Access method | Description | Scenario | References |
RAM role-based logon | Enterprises can use CloudSSO to manage the users that are allowed to access Alibaba Cloud resources in a centralized manner. You can create and assign an access configuration to allow a CloudSSO user to log on to the Alibaba Cloud Management Console by using SSO logon method and a RAM role within an account in a resource directory. This way, the CloudSSO user can access the cloud resources of the account as the RAM role. | This method is suitable for cloud resources that can be accessed by assuming RAM roles. | |
RAM user-based logon | Enterprises can use CloudSSO to manage the users that are allowed to access Alibaba Cloud resources in a centralized manner. You can create a RAM user provisioning to allow a CloudSSO user to log on to the Alibaba Cloud Management Console by using a RAM user within an account in a resource directory. This way, the CloudSSO user can access the resources of the account as the RAM user. | This method is suitable for cloud resources that cannot be accessed by assuming RAM roles. |
If you create and assign an access configuration to allow a CloudSSO user to access an account in a resource directory and create a RAM user provisioning for the same CloudSSO user, the CloudSSO user can access the cloud resources of the account in the resource directory by using the RAM user-based logon and RAM role-based logon method.

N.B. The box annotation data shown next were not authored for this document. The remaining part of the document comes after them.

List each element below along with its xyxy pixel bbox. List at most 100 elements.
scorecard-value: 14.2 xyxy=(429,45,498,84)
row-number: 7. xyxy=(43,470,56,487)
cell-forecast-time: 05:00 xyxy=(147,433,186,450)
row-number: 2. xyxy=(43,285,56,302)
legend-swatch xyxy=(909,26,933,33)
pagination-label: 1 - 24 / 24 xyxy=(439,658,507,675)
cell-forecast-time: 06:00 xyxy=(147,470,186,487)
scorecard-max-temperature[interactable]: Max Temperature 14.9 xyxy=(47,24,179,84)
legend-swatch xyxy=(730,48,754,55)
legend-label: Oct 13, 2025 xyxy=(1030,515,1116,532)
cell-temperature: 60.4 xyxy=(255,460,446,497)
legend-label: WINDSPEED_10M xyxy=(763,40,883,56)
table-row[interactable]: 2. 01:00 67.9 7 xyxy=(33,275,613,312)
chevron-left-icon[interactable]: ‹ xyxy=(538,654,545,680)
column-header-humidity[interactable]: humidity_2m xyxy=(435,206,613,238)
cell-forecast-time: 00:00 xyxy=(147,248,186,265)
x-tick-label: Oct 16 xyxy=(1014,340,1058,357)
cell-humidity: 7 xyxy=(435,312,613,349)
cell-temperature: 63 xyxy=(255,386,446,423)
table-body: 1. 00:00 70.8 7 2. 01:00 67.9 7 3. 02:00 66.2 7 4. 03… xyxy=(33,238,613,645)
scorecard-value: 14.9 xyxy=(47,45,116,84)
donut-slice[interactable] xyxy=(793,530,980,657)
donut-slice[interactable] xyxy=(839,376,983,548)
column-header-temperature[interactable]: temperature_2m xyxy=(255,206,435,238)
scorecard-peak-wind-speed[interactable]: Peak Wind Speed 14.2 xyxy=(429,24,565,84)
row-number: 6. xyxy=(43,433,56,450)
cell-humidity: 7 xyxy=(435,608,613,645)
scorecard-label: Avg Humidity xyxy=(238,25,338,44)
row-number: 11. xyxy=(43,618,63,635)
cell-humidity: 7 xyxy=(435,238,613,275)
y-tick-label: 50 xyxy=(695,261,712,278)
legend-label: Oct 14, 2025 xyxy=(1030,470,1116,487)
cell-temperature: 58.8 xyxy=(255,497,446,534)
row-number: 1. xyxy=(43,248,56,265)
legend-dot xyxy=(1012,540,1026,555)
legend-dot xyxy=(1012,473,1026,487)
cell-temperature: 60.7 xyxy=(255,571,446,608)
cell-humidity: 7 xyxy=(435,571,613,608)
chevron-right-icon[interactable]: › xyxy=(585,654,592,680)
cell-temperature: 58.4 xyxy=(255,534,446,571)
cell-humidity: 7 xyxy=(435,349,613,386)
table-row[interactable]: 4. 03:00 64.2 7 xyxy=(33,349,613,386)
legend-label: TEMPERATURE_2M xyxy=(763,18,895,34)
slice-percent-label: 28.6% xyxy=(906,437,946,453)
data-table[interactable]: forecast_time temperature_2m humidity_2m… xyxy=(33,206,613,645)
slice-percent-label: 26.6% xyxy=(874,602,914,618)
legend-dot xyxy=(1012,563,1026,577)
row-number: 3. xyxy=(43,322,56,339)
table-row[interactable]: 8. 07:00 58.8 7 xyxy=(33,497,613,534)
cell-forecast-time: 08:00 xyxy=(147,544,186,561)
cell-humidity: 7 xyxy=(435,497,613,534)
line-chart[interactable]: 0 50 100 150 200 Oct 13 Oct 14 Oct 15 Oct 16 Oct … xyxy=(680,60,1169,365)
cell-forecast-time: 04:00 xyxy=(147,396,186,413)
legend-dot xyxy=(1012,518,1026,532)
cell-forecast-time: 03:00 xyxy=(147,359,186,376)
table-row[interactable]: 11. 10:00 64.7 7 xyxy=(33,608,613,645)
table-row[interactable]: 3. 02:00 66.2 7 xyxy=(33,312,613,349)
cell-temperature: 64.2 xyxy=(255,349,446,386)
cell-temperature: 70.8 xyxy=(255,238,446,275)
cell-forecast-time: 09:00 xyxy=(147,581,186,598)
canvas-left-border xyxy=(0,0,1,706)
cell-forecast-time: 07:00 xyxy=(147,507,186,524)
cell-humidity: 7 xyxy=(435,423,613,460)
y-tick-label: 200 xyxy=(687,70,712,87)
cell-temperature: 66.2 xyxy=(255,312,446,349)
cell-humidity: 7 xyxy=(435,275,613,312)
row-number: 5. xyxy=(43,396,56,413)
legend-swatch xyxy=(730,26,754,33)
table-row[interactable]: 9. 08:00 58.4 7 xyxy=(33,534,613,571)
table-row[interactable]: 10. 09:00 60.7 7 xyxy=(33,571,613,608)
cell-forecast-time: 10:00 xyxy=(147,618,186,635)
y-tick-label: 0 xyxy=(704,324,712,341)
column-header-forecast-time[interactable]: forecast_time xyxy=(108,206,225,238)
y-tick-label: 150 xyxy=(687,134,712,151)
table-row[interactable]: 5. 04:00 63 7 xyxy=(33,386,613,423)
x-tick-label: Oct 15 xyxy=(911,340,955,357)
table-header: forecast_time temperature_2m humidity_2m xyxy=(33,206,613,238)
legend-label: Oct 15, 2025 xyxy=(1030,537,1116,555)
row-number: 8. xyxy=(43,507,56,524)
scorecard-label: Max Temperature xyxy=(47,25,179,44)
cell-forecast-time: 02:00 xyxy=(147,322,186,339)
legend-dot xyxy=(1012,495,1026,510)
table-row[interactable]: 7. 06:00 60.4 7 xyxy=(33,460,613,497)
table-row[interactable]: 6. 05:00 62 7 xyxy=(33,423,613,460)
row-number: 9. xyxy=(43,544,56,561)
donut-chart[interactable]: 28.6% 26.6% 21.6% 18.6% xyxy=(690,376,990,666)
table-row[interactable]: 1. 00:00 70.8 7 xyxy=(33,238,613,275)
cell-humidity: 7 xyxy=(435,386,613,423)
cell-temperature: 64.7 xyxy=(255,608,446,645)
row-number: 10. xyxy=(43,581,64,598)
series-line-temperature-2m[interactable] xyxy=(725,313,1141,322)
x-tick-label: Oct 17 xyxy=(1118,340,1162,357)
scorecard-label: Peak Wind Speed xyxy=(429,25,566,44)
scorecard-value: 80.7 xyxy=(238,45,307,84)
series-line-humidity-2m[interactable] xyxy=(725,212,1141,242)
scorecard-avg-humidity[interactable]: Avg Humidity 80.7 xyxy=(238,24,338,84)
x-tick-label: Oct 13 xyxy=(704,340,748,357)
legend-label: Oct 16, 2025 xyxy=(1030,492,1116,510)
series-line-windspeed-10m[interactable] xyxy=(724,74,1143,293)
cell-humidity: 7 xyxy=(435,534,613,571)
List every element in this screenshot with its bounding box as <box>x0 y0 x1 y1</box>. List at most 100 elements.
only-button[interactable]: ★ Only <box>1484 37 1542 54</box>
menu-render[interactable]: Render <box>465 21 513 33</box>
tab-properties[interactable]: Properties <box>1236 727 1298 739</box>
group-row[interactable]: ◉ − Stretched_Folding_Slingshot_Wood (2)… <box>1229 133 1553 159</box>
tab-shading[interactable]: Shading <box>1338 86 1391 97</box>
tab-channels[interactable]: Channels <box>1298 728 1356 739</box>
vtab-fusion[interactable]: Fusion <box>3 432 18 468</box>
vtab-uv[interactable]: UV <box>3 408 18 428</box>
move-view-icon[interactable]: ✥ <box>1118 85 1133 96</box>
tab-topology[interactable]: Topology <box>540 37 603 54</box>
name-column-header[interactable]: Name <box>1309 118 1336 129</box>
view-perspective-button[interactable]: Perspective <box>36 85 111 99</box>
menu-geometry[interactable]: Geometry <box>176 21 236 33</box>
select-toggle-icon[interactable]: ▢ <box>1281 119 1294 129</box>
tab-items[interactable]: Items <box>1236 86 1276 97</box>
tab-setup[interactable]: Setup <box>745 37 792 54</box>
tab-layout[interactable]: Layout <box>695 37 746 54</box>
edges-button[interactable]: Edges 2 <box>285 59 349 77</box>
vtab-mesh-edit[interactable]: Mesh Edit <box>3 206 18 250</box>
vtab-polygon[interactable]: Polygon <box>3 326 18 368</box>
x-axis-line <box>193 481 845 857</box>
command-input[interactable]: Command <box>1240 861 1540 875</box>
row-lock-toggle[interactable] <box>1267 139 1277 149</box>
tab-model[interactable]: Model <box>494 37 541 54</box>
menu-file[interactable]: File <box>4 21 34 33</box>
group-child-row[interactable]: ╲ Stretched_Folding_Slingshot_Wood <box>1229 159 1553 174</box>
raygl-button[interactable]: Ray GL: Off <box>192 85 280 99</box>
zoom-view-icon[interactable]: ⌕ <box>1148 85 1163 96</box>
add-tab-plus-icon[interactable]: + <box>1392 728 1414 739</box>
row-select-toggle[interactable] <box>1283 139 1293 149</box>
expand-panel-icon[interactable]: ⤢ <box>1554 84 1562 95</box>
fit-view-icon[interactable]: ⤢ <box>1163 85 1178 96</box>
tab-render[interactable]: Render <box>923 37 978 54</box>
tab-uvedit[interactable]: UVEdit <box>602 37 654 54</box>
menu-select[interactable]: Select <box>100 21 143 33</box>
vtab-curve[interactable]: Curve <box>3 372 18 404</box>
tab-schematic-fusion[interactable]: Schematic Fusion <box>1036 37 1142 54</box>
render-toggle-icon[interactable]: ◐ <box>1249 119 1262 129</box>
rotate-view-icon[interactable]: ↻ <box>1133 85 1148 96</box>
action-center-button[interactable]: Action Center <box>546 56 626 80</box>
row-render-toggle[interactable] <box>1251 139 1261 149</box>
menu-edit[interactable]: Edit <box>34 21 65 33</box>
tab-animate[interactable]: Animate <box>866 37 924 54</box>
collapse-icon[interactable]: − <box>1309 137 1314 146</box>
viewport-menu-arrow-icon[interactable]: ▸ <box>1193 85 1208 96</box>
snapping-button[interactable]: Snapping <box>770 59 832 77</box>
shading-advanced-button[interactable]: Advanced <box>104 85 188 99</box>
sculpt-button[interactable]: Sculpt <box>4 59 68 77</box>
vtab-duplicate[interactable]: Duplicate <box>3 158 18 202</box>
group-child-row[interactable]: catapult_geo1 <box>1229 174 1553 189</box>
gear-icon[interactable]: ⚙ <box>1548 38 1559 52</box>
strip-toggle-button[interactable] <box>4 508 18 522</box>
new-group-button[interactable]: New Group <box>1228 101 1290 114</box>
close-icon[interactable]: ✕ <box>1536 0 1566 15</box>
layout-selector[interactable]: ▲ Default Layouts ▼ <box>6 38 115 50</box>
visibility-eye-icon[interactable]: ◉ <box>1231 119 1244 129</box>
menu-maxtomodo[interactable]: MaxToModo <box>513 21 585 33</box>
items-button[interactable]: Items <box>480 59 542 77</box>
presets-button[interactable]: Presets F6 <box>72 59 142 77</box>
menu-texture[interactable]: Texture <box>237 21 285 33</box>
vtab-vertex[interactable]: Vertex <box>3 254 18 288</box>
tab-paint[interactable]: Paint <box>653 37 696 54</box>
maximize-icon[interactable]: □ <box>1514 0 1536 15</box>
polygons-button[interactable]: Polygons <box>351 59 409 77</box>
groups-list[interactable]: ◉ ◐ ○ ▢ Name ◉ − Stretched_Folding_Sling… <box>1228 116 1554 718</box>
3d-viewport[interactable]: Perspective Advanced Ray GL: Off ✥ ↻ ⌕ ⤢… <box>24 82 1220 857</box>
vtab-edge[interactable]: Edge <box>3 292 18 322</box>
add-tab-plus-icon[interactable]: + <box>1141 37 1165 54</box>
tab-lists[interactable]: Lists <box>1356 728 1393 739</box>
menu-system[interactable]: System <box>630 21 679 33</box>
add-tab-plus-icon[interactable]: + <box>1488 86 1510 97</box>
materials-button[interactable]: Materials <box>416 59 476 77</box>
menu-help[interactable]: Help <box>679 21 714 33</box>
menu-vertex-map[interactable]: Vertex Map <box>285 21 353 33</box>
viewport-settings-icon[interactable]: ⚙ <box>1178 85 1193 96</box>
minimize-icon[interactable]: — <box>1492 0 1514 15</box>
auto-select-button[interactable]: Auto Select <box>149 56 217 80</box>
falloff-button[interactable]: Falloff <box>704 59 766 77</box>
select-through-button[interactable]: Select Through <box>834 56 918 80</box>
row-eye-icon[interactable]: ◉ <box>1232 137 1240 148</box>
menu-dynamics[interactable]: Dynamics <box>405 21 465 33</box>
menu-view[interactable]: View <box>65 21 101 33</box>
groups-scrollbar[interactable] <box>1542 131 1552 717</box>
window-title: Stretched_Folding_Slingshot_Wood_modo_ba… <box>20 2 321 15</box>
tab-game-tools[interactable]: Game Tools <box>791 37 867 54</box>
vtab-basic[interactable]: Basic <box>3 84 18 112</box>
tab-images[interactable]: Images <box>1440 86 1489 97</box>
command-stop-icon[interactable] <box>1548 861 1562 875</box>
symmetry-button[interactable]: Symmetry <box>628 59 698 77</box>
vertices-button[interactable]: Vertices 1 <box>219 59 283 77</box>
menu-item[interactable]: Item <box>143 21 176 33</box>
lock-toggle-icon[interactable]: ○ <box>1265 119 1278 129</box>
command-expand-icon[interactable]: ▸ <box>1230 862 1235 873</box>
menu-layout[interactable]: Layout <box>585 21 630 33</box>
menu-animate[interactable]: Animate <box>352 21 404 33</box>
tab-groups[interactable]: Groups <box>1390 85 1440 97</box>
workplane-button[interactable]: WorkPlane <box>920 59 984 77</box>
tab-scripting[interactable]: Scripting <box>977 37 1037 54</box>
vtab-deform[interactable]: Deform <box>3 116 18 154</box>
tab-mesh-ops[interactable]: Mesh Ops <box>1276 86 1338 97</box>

Relationship between CloudSSO and RAM
RAM allows you to manage identities and permissions within one Alibaba Cloud account. You can use RAM to configure SSO, manage permissions, and manage identities only within one Alibaba Cloud account. The identities can be users, groups, or RAM roles. If you use RAM and multiple Alibaba Cloud accounts are created for your enterprise, you must manage identities and permissions and configure SSO within each Alibaba Cloud account. This makes management challenging.
CloudSSO is integrated with Resource Directory and allows you to manage identities and permissions for multiple Alibaba Cloud accounts in a centralized manner. You can configure settings only in CloudSSO. After the configuration, you can manage identities and permissions for multiple Alibaba Cloud accounts in a centralized manner to implement SSO access. To achieve centralized management, you can use the CloudSSO directory that is independent of RAM to manage identities. CloudSSO reuses the system policies and the syntax of custom policies in RAM to manage permissions. For more information, see Overview. When a CloudSSO user accesses an account in a resource directory, the user assumes the RAM role of the account to implement SSO access. For more information, see Overview.
If you use CloudSSO to manage identities and permissions for the accounts in your resource directory in a centralized manner, you do not need to use RAM to manage permissions within one Alibaba Cloud account. In some cases, you can still use RAM to manage permissions within one Alibaba Cloud account. For example, you have created a RAM user or a RAM role, or you need to authorize applications to use AccessKey pairs to access Alibaba Cloud resources. CloudSSO does not affect the functionality of RAM. You can use CloudSSO and RAM together.